Privacy Law grants each Data Subject the following rights:

the right to access their personal data in accordance with Article 15 of the Regulation;
the right to obtain rectification or completion of personal data in accordance with Article 16 of the Regulation;
the right to the erasure of personal data in accordance with Article 17 of the Regulation (unless processing is necessary for a. exercising the right to freedom of expression and information; b. compliance with a legal obligation under European Union or Italian law or for the performance of a task carried out in the public interest or in the exercise of official authority vested in the Controller; c. reasons of public interest in public health; d. archiving in the public interest, scientific or historical research or statistical purposes under Article 89(1) of the Regulation, if erasure would render impossible or seriously impair achievement of the objectives of such processing; e. the establishment, exercise or defence of legal claims by Vivian);
the right to restriction of processing of personal data, within the limits of Article 18 of the Regulation;
the right to data portability, meaning the right to receive personal data provided to the Controller in a structured, commonly used and machine-readable format and to transmit such data to another controller as provided for in Article 20 of the Regulation;
the right to object at any time, within the limits of Article 21 of the Regulation, on grounds relating to their particular situation, to processing of personal data concerning them;
the right to withdraw any consent given at any time, without prejudice to the lawfulness of processing carried out based on consent prior to withdrawal, pursuant to Article 7 of the Regulation.

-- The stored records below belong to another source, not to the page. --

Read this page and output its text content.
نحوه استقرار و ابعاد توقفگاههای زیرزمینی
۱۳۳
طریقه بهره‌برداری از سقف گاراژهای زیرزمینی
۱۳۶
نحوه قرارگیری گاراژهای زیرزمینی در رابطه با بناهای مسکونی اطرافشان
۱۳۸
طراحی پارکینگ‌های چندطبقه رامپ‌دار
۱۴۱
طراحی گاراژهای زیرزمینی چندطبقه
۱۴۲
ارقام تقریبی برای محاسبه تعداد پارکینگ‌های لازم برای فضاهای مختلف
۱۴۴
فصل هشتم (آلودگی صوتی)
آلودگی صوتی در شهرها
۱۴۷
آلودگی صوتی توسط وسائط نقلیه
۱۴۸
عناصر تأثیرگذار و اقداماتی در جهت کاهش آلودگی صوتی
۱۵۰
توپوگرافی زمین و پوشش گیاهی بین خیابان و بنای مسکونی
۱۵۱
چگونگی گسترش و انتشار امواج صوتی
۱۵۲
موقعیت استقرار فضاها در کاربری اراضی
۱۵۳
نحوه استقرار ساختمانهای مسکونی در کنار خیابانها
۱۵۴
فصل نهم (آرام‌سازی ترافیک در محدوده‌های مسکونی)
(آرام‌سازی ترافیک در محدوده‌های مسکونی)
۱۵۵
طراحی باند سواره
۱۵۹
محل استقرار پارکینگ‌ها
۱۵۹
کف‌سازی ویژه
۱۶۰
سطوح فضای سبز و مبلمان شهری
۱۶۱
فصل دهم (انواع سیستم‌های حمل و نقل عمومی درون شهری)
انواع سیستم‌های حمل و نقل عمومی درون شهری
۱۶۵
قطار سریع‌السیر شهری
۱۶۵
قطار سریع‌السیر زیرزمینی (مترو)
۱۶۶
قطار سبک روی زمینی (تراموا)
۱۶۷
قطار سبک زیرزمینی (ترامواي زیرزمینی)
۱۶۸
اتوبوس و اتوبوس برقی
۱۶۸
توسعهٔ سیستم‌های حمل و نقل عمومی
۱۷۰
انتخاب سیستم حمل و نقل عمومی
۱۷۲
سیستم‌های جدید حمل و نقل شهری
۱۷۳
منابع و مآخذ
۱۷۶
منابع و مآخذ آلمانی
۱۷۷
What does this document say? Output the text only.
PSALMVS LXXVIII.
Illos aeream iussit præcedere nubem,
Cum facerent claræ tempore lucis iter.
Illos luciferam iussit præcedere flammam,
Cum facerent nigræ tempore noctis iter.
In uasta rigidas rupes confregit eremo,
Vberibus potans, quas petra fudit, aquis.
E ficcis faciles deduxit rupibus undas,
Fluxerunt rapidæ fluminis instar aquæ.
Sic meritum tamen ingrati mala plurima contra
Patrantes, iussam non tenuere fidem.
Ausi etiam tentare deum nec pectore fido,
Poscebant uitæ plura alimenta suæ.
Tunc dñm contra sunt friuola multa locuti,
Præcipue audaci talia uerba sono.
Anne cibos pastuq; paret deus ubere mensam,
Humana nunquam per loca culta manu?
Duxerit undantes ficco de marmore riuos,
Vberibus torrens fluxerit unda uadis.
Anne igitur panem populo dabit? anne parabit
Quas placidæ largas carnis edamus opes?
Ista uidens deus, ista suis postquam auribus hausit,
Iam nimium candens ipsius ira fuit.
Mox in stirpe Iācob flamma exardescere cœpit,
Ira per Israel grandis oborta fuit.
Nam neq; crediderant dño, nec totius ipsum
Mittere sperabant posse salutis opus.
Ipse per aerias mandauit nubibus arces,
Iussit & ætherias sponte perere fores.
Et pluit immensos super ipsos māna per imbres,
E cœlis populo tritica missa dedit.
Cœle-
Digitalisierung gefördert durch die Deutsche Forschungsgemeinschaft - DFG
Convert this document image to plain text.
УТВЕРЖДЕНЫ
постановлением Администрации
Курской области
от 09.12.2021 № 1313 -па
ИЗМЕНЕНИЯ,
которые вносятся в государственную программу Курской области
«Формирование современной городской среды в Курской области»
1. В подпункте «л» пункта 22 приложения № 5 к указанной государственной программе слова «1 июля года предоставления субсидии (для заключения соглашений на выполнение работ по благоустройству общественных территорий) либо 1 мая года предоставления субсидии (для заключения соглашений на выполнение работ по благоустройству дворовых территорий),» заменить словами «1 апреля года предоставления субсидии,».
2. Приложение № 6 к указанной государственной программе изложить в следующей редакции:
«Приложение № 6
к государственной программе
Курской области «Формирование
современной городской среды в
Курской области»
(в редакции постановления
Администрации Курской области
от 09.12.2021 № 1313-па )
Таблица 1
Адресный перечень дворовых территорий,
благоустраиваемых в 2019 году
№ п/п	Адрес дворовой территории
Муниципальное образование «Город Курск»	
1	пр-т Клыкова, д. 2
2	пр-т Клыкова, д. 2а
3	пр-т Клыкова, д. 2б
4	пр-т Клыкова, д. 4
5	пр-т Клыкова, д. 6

Each Data Subject may exercise their rights at any time by sending:

a registered letter with return receipt to the Controller’s registered office at Viale Abruzzi 66, Milan;
or
a certified email (PEC) to: [email protected]

In any case, the Data Subject always has the right to lodge a complaint with the Data Protection Authority, pursuant to Article 77 of the Regulation, or to refer to the ordinary judicial authorities, should they consider that processing of their personal data is contrary to applicable law.